Сареван заставил себя сидеть спокойно. Магистр мог читать его мысли только по выражению лица, но не более того. Его разум был все так же скрыт и неприступен, несмотря на попытки проникнуть в него.
— Я слышал, — сказал Сареван, — что вы хотите запретить искусства света и все повергнуть во мрак.
— Есть и такие, кто хотел бы сделать это из алчности или обиды. Я не из их числа. — И все же вы их терпите.
— До тех пор пока они мне повинуются, я не буду избавляться от них.
— Даже если из-за них ваша магия вызывает отвращение? — Что вызывает твое отвращение, принц? Отказ предать своих богов и поклоняться Аварьяну? Упорное стремление сохранить собственные ритуалы и молитвы? Сопротивление законам, которые они считают тираническими?
— Если тирания запрещает убийство детей, — ответил Сареван, — то да. Я знаю, о каких ритуалах
Магистр сложил свои длинные прекрасные руки. На его пальце сверкало кольцо с топазом. Саревана передернуло. С недавнего времени он не выносил вида топазов. Маг тихо сказал:
— Мир жесток. И боги тоже. Если они хотят крови, они ее получают. И не нам осуждать их.
— Мы утверждаем, что кровь им не нужна. Это все людская скупость, жестокость и алчность силы.
— А твой Аварьян разве чист, принц? Разве он не попирал кровь, пролитую в его честь? Разве он не подверг даже свою невесту смертельной боли?
— Это людская жестокость, магистр. Людская ненависть и предательство.
— Тем хуже для тех, кто совершил эти преступления, ибо у них нет бога, который превратил бы кровопролитие в священный акт.
Сареван откинулся назад, поглаживая бороду. Это было верным признаком того, что он разгорячен спором и ему невмоготу остановиться.
— Может быть, мы и ошибаемся. Может быть, ошибаешься ты. Возможно, равновесие — это другое название мягкотелости. Аварьян провозгласил на весь мир о своем существовании. Никакой другой бог не сделал этого. И никакой другой бог не сделает. Никто, кроме него.
— И кроме его сестры, согласно твоей же вере. Она дарует темноту для его света, лед для его пламени, тишину для могучего рева его силы. Другую половинку для него самого.
— Таково асанианское учение. Мы говорим, что они существуют раздельно. Он заковал ее в цепи, иначе она погрузила бы мир в вечную тьму.

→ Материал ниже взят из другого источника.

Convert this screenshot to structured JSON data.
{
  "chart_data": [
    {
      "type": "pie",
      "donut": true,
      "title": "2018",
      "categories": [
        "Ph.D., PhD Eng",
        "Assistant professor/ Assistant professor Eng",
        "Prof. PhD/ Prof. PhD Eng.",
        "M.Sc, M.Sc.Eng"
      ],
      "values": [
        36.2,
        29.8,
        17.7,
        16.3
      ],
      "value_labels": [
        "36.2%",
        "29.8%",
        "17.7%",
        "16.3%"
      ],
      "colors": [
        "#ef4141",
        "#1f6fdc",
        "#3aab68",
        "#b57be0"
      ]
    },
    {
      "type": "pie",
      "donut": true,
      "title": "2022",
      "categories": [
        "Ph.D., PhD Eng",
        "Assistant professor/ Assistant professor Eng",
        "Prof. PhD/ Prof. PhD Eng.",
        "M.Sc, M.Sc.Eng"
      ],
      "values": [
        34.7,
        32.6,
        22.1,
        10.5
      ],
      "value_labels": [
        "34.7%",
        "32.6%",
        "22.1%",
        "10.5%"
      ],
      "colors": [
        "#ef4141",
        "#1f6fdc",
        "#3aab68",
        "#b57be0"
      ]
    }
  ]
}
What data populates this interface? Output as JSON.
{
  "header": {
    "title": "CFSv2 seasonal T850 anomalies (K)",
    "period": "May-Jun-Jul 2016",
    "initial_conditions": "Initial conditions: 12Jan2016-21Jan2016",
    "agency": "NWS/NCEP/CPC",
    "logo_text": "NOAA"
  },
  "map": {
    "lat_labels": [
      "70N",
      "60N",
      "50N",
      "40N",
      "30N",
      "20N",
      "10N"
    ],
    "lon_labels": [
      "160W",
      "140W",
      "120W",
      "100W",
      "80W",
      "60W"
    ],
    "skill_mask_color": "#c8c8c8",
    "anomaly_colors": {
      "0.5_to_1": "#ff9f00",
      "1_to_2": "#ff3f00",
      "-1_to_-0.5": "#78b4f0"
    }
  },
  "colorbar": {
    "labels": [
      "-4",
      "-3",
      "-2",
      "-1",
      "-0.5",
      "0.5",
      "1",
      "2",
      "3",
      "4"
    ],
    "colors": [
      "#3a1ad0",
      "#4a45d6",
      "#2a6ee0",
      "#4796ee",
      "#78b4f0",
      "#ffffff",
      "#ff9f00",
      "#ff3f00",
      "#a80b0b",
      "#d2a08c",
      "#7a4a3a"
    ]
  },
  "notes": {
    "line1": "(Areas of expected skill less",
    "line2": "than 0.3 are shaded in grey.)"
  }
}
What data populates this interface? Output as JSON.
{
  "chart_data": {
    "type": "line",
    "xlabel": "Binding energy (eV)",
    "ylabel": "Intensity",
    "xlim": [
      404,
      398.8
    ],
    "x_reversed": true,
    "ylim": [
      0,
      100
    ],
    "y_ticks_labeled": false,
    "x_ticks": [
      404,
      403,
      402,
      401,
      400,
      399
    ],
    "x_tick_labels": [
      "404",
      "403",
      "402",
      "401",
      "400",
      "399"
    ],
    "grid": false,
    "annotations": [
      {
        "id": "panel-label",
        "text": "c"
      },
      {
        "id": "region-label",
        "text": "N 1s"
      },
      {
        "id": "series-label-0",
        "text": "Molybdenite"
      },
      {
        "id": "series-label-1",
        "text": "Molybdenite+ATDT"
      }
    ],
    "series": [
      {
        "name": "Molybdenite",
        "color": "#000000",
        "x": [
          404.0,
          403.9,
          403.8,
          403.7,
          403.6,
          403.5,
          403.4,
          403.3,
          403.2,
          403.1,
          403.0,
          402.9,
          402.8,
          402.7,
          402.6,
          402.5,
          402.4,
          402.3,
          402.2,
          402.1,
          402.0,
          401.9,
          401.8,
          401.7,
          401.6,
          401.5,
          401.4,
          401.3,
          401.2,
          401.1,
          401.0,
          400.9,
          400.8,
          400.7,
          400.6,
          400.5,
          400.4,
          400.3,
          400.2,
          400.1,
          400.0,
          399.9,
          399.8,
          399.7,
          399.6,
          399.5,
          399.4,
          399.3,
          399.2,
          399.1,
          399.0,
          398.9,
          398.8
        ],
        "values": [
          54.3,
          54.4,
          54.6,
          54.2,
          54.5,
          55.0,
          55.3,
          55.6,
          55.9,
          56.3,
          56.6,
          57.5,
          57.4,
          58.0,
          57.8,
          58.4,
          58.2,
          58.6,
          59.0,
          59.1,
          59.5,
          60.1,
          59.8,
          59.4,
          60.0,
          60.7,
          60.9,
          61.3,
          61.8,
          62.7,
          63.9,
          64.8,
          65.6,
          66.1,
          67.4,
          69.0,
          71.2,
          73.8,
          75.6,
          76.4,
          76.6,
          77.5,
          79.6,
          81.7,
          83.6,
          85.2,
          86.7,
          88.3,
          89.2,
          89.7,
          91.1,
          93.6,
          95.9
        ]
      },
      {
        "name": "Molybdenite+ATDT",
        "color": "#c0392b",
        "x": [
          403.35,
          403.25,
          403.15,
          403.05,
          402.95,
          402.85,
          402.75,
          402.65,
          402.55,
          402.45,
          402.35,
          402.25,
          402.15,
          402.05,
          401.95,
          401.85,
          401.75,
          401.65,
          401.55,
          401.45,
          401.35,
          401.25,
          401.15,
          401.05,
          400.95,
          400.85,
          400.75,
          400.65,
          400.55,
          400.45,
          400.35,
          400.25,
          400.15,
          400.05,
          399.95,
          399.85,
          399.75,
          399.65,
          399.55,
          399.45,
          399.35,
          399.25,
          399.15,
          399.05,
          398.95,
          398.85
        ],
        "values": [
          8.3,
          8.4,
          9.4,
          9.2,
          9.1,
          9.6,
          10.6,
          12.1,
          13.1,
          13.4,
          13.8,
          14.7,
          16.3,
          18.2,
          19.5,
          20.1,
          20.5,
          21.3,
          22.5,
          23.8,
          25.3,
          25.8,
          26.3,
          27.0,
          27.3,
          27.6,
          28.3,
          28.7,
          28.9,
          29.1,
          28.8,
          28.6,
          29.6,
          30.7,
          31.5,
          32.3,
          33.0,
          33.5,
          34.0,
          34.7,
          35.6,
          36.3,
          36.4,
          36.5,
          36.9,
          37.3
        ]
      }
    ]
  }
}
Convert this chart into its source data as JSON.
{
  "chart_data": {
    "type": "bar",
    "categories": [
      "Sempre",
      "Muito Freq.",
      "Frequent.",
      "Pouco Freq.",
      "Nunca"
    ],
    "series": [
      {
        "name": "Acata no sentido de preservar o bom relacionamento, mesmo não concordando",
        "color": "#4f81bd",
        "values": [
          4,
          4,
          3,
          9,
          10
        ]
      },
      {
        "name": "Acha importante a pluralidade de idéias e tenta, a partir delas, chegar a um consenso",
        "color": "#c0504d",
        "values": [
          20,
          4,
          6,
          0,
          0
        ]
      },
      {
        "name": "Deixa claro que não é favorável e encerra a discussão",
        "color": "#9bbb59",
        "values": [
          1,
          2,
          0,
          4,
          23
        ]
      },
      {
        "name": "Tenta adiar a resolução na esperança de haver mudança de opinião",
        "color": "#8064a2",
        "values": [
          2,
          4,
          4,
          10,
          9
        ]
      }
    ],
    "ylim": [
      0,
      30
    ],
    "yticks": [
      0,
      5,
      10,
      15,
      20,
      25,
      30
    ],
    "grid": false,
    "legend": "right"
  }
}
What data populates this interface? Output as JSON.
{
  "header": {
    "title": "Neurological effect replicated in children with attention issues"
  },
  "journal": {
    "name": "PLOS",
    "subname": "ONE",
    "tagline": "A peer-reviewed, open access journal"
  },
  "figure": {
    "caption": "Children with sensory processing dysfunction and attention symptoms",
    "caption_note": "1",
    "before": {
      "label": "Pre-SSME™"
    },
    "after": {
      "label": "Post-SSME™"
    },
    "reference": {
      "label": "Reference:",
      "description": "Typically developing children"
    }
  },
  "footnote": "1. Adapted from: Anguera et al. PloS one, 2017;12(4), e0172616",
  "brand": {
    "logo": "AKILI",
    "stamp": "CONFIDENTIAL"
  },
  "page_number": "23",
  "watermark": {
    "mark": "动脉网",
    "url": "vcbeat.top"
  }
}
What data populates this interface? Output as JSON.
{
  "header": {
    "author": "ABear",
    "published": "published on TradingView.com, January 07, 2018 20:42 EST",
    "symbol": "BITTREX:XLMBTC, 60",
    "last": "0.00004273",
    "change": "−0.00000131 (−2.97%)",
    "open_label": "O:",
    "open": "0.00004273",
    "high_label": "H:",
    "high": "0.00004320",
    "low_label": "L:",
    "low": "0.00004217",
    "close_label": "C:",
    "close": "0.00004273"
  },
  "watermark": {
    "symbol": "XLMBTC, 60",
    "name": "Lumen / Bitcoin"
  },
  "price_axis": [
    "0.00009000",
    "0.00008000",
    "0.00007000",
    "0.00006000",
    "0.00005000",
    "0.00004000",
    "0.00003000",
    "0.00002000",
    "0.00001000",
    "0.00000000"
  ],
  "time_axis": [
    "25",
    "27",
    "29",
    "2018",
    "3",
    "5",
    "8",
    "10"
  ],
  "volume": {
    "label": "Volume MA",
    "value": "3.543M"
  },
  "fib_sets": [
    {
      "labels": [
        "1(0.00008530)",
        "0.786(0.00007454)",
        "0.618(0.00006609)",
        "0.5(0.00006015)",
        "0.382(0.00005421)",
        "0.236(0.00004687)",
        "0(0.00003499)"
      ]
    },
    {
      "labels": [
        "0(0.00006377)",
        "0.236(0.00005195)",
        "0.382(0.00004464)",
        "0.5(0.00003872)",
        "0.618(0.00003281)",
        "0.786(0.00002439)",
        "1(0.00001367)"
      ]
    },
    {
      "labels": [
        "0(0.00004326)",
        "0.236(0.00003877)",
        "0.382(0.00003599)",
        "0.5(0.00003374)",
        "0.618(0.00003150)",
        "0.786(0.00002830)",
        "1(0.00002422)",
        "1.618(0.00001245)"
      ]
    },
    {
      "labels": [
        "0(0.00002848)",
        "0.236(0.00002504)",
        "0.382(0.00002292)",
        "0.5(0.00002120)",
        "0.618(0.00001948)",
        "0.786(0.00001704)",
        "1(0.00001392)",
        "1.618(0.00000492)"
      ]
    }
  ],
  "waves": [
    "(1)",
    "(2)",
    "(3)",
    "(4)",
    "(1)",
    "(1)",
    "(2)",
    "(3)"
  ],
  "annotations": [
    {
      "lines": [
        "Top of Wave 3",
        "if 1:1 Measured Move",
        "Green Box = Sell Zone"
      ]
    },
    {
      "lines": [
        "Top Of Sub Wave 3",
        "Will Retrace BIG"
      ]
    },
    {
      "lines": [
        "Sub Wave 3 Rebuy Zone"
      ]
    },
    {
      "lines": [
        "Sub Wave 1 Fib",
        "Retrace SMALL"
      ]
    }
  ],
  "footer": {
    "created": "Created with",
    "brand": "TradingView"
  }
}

— Или помешала бы ему нарушить равновесие. Солнце дарует жизнь, но оно и разрушает ее. Избыток света служит причиной человеческой слепоты.
— Нет, если человек чистосердечен. — А ты чистосердечен, принц?
— Едва ли. — Улыбка Саревана очень напоминала гримасу. — Если бы это было так, я вряд ли находился бы здесь. Я бы странствовал, пребывая в благословенном неведении, или правил бы в Яноне. Магистр молча ждал.
Сареван позволил ему насладиться этой победой. — Да, да, я сомневаюсь в моем боге. Иногда я спрашиваю себя, не сошел ли с ума мой отец. И, в конце концов, не служат ли асанианцы истине — двуликой Уварре, стоящей над всеми богами?
— Уж не за ответом ли ты пожаловал ко мне? Сареван коротко рассмеялся.
— Я целый час провел в храме Уварры. Он очень похож на другие. Разукрашен драгоценностями, задымлен ладаном, заполнен жрецами, для которых нет другого бога, кроме золота. Божественный образ заставил бы покраснеть даже девок из публичного дома Сувиена. И все же, несмотря на все это, когда я поклонился и вознес молитву Аварьяну, меня поразила безумная мысль. Мне показалось, что мои слова донеслись до Уварры. Это была светлая Уварра и темный Ивурьяс в одном лице. И темнота была прекрасна, магистр. Она взывала ко мне. Она предлагала мне мою силу, темную силу, от которой я отказался и которая все еще во мне, и мне нужно только захотеть освободить ее.